You don't have to follow a specific order. Pick whatever command fits your current need — start a new project, generate a GDD for an existing one, run a QA review, or fix a build error.

Step-by-step guide

The guides/Dash & Collect/ folder contains a full tutorial that walks through building a game using the scaffold's commands, agents, skills, and contexts across all project phases.

Example project

The PirateInvaders/ folder contains a complete HTML game built with the /full-game command in a single pass. For real projects, we recommend going step by step.

Goals

  • Keep shared game-development standards engine-neutral.
  • Let Unity, Unreal, and Godot each extend the base cleanly without contaminating one another.
  • Support real production work across design, engineering, content, QA, release, and live ops.
  • Turn repeated solutions into reusable skills and structured workflows.
  • Make the repository portable across multiple coding assistants and harnesses.

Repository Model

This scaffold is organized in layers:

  • rules/ — what good looks like
  • agents/ — who does the work
  • commands/ — how work starts
  • skills/ — how work is executed well
  • contexts/ — how priorities shift by phase
  • hooks/ — how workflow safeguards are enforced
  • manifests/ — how subsets are installed by profile
  • schemas/ — JSON validation for manifests, hooks, and plugins
  • docs/templates/ — structured templates for GDD, TDD, QA plans, and other deliverables
  • docs/orchestration/ — agent routing, role handoffs, and workflow sequences
  • tests/ — how the scaffold verifies itself
  • harness adapters — how different AI clients consume the same source of truth

Engine Isolation Policy

The repository is intentionally split into:

  • rules/common/
  • rules/unity/
  • rules/unreal/
  • rules/godot/

And equivalent skill / command / review layers where needed.

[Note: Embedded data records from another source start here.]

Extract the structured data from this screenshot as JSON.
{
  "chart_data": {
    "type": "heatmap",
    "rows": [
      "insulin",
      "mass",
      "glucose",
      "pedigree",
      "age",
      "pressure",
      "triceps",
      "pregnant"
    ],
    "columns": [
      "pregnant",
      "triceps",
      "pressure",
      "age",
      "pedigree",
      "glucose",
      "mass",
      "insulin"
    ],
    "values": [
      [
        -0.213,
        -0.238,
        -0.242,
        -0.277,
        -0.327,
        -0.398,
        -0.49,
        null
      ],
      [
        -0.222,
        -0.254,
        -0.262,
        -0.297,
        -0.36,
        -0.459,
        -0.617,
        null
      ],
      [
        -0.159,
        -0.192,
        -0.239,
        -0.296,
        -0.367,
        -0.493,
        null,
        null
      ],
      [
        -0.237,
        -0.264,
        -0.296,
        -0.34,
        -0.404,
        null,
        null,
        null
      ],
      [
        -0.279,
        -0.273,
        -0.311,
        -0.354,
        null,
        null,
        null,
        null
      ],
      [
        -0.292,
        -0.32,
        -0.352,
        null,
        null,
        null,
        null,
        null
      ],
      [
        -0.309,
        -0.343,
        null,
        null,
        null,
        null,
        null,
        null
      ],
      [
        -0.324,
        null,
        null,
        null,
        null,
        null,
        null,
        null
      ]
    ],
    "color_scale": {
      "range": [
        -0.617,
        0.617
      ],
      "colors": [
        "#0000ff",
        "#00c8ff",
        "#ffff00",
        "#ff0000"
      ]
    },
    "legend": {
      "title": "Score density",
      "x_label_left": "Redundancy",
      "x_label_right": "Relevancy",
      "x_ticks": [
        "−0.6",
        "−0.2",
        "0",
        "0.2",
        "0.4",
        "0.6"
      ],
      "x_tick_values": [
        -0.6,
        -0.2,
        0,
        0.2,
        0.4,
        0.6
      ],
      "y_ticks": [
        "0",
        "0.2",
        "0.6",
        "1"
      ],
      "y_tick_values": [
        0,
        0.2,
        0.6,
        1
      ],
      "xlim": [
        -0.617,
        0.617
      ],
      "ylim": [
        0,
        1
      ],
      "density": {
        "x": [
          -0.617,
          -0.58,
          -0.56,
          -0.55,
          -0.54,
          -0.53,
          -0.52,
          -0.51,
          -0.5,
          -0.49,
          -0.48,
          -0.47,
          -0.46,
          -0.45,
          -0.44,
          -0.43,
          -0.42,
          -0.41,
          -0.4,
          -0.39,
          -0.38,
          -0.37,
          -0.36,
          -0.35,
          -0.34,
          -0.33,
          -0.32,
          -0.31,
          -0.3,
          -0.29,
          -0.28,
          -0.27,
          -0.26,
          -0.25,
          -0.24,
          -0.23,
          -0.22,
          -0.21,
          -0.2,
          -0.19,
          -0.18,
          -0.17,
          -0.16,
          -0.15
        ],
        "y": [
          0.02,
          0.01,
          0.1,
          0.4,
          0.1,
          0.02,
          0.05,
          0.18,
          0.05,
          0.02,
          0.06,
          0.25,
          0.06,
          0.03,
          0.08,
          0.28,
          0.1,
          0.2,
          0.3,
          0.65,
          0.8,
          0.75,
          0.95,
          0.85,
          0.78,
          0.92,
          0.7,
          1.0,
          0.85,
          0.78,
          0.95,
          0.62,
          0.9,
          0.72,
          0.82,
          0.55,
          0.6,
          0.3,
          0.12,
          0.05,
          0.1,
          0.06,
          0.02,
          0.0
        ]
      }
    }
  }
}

Shared documents should describe intent, ownership, and quality bars. Engine-specific files should describe implementation conventions inside that engine only.

Intended Use Cases

  • New game project setup
  • Multi-engine studio workflows
  • Internal AI workflow standardization
  • GDD and technical design maintenance
  • QA and release readiness reviews
  • Plugin / content / tooling governance
  • Cross-discipline planning and orchestration

Supported Harnesses

  • Claude Code
  • Codex
  • Cursor
  • OpenCode
  • Kiro

Each harness adapter points back to the same shared scaffold rather than becoming a second source of truth.

Current Status

The scaffold is intentionally modular. Different blocks may be added or replaced over time, but the repository should always preserve:

  • flat agent and command structures
  • layered rules
  • grouped skills
  • engine isolation
  • harness portability

Principles

  • Design before implementation
  • Explicit ownership over implicit assumptions
  • Testability over cleverness
  • Documentation that supports execution
  • Measured performance and release readiness
  • Accessibility, QA, and compliance as first-class requirements

License

This repository is provided under the MIT License unless you replace it with your studio’s internal licensing policy.